The mechanism of catalysis involves the formation of a covalent intermediate between a tyrosine residue and the phosphodiester backbone. Specifically, nucleophilic attack from the hydroxyl group of tyrosine to a phosphorus atom creates a phosphodiester link between the enzyme and the DNA and generates a free 5′-hydroxyl group. Formation of this bond is energetically neutral as the reaction involves the replacement of one phosphomonoester bond with another—such reactions are called ‘transesterification’ reactions. The other strand of the DNA is held in place by binding non-covalently to a domain of the enzyme. The cleaved strand is resealed. Thus, one supercoil is removed. Topo I from E. coli acts only on negative supercoils; while eukaryotic Topo I can remove both negative and positive supercoils (Figure 1.7).

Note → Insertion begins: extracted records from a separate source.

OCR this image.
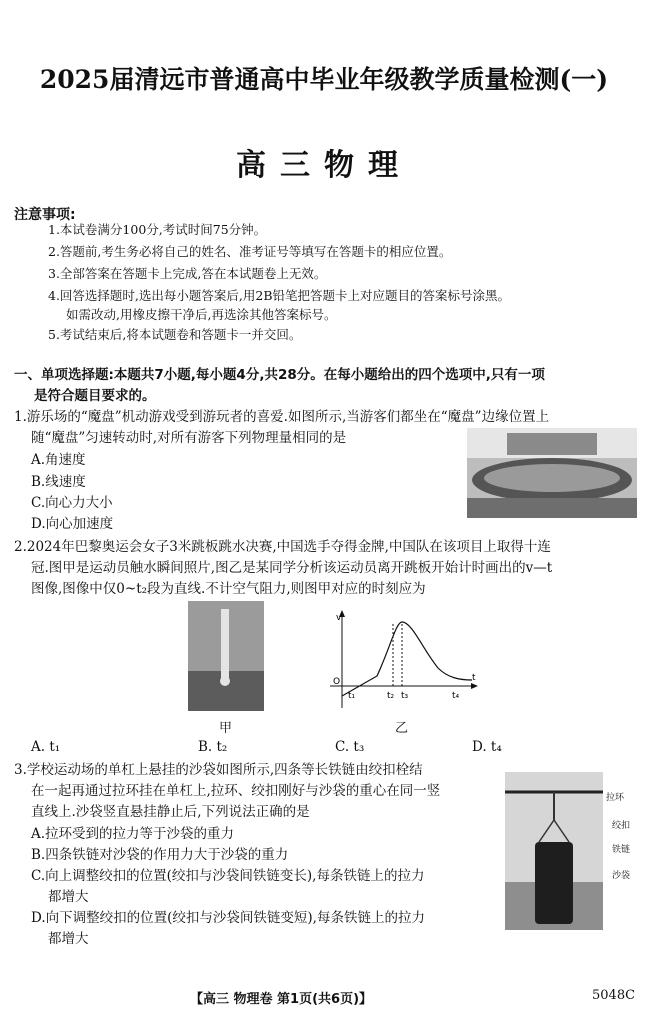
2025届清远市普通高中毕业年级教学质量检测(一)
高三物理
注意事项:
1.本试卷满分100分,考试时间75分钟。
2.答题前,考生务必将自己的姓名、准考证号等填写在答题卡的相应位置。
3.全部答案在答题卡上完成,答在本试题卷上无效。
4.回答选择题时,选出每小题答案后,用2B铅笔把答题卡上对应题目的答案标号涂黑。
如需改动,用橡皮擦干净后,再选涂其他答案标号。
5.考试结束后,将本试题卷和答题卡一并交回。
一、单项选择题:本题共7小题,每小题4分,共28分。在每小题给出的四个选项中,只有一项
是符合题目要求的。
1.游乐场的“魔盘”机动游戏受到游玩者的喜爱.如图所示,当游客们都坐在“魔盘”边缘位置上
随“魔盘”匀速转动时,对所有游客下列物理量相同的是
A.角速度
B.线速度
C.向心力大小
D.向心加速度
2.2024年巴黎奥运会女子3米跳板跳水决赛,中国选手夺得金牌,中国队在该项目上取得十连
冠.图甲是运动员触水瞬间照片,图乙是某同学分析该运动员离开跳板开始计时画出的v—t
图像,图像中仅0~t₂段为直线.不计空气阻力,则图甲对应的时刻应为
甲
v
t
O
t₁	t₂ t₃	t₄
乙
A. t₁	B. t₂	C. t₃	D. t₄
3.学校运动场的单杠上悬挂的沙袋如图所示,四条等长铁链由绞扣栓结
在一起再通过拉环挂在单杠上,拉环、绞扣刚好与沙袋的重心在同一竖
直线上.沙袋竖直悬挂静止后,下列说法正确的是
A.拉环受到的拉力等于沙袋的重力
B.四条铁链对沙袋的作用力大于沙袋的重力
C.向上调整绞扣的位置(绞扣与沙袋间铁链变长),每条铁链上的拉力
都增大
D.向下调整绞扣的位置(绞扣与沙袋间铁链变短),每条铁链上的拉力
都增大
拉环
绞扣
铁链
沙袋
【高三 物理卷 第1页(共6页)】	5048C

Figure 1.7 Topoisomerase I
Type II topoisomerases
These enzymes act through a mechanism, in which both the phosphodiester backbone chains are broken simultaneously. As a result, the Lk changes by two. Some Type 2 enzymes can use ATP to introduce the superhelical turns into the DNA. The best-characterized member of this class is E. coli Topoisomerase II—better known as DNA gyrase. E. coli DNA gyrase is a tetrameric protein consisting of two A subunits (875 aas) and two B subunits (804 aas). Depending on the DNA substrates, these enzymes can change positive supercoils into negative supercoils or increase the number of negative supercoils by 2. Type II topoisomerases catalyse catenation and decatenation, i.e., linking and unlinking of two different DNA duplexes. The enzyme also introduces negative supercoils at or near the Ori C site in the DNA template. DNA gyrase also removes the positive supercoils that are formed ahead of the growing fork during replication (discussed in Chapter 3).

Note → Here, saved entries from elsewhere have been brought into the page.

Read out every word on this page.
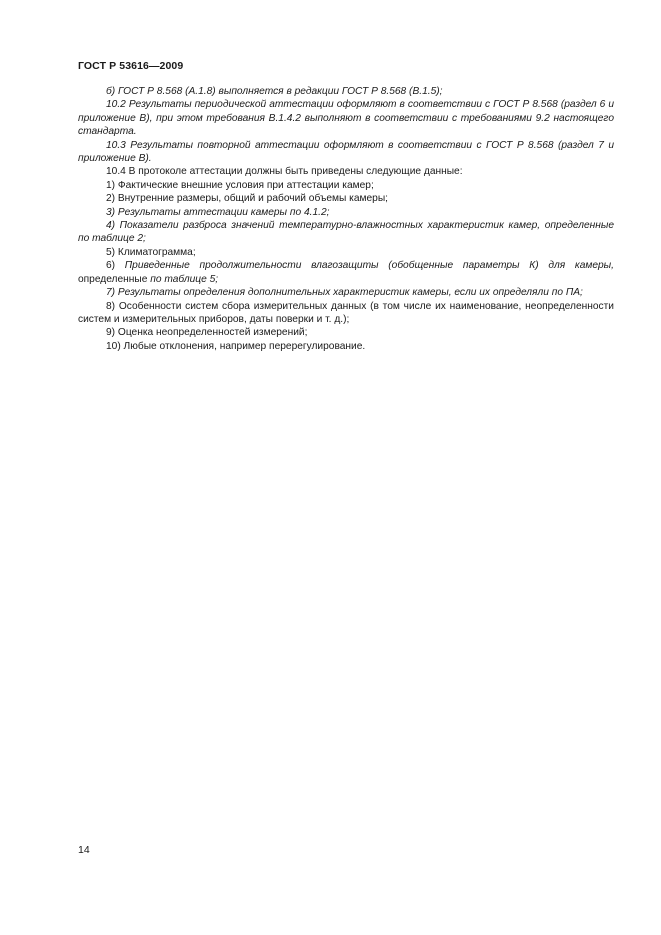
ГОСТ Р 53616—2009

б) ГОСТ Р 8.568 (А.1.8) выполняется в редакции ГОСТ Р 8.568 (В.1.5);

10.2 Результаты периодической аттестации оформляют в соответствии с ГОСТ Р 8.568 (раздел 6 и приложение В), при этом требования В.1.4.2 выполняют в соответствии с требованиями 9.2 настоящего стандарта.

10.3 Результаты повторной аттестации оформляют в соответствии с ГОСТ Р 8.568 (раздел 7 и приложение В).

10.4 В протоколе аттестации должны быть приведены следующие данные:

1) Фактические внешние условия при аттестации камер;

2) Внутренние размеры, общий и рабочий объемы камеры;

3) Результаты аттестации камеры по 4.1.2;

4) Показатели разброса значений температурно-влажностных характеристик камер, определенные по таблице 2;

5) Климатограмма;

6) Приведенные продолжительности влагозащиты (обобщенные параметры К) для камеры, определенные по таблице 5;

7) Результаты определения дополнительных характеристик камеры, если их определяли по ПА;

8) Особенности систем сбора измерительных данных (в том числе их наименование, неопределенности систем и измерительных приборов, даты поверки и т. д.);

9) Оценка неопределенностей измерений;

10) Любые отклонения, например перерегулирование.

14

DNA gyrase is composed of two identical subunits. The hydrolysis of ATP by gyrase’s inherent ATPase activity powers the conformational changes that are critical to the enzyme’s operation. The enzyme is a dimer, which has two identical subunits. Initially, the enzyme binds one part of a DNA strand, the G segment, inducing a conformational change in the B, B′, A and A′ domains of the enzyme 2. After the binding of ATP (indicated by the asterisks) and another part of the DNA strand, the T segment, a series of reactions occur in which the G segment is cut by the A and A′ domains of the enzyme and the ends of the G-DNA become covalently linked to tyrosine residues in these domains 3 and 3a. Simultaneously, the ATP-binding domains move towards each other, transporting the T segment through the break and into the central hole 4. The cut G segment is then resealed and the T segment is released by a conformational change that separates the A and A′ domains at the bottom of the enzyme 5. The interface between the A and A′ domains then re-forms, a reaction that requires ATP hydrolysis and regenerates the starting state 2. At this point, the G segment can dissociate from the enzyme by the conversion of 2 into 1. Alternatively, the enzyme can proceed through another cycle, again passing the T segment through the G segment and thus removing two more supercoils (Berger et al., 1996) (Figure 1.8).
Figure 1.8 Topoisomerase II
Topoisomerases are essential enzymes. The mutations of any of the genes coding for topoisom-erases are usually lethal. They are, therefore, the targets for the antibiotics and other drugs. Bacteria can be killed by novobiocin or nalidix acid. Both of these inhibit DNA gyrase. Novobiocin blocks ATP binding and nalidixic acid blocks the breakage and rejoining mechanism. These antibiotics do not inhibit eukaryotic topoisomerases and can be used to eradicate bacterial infections. Some bacteria, however, are now resistant to novobiocin. Eukaryotic topoisomerase inhibitors, such as doxorubicin and etoposide, are used as chemotherapeutic agents.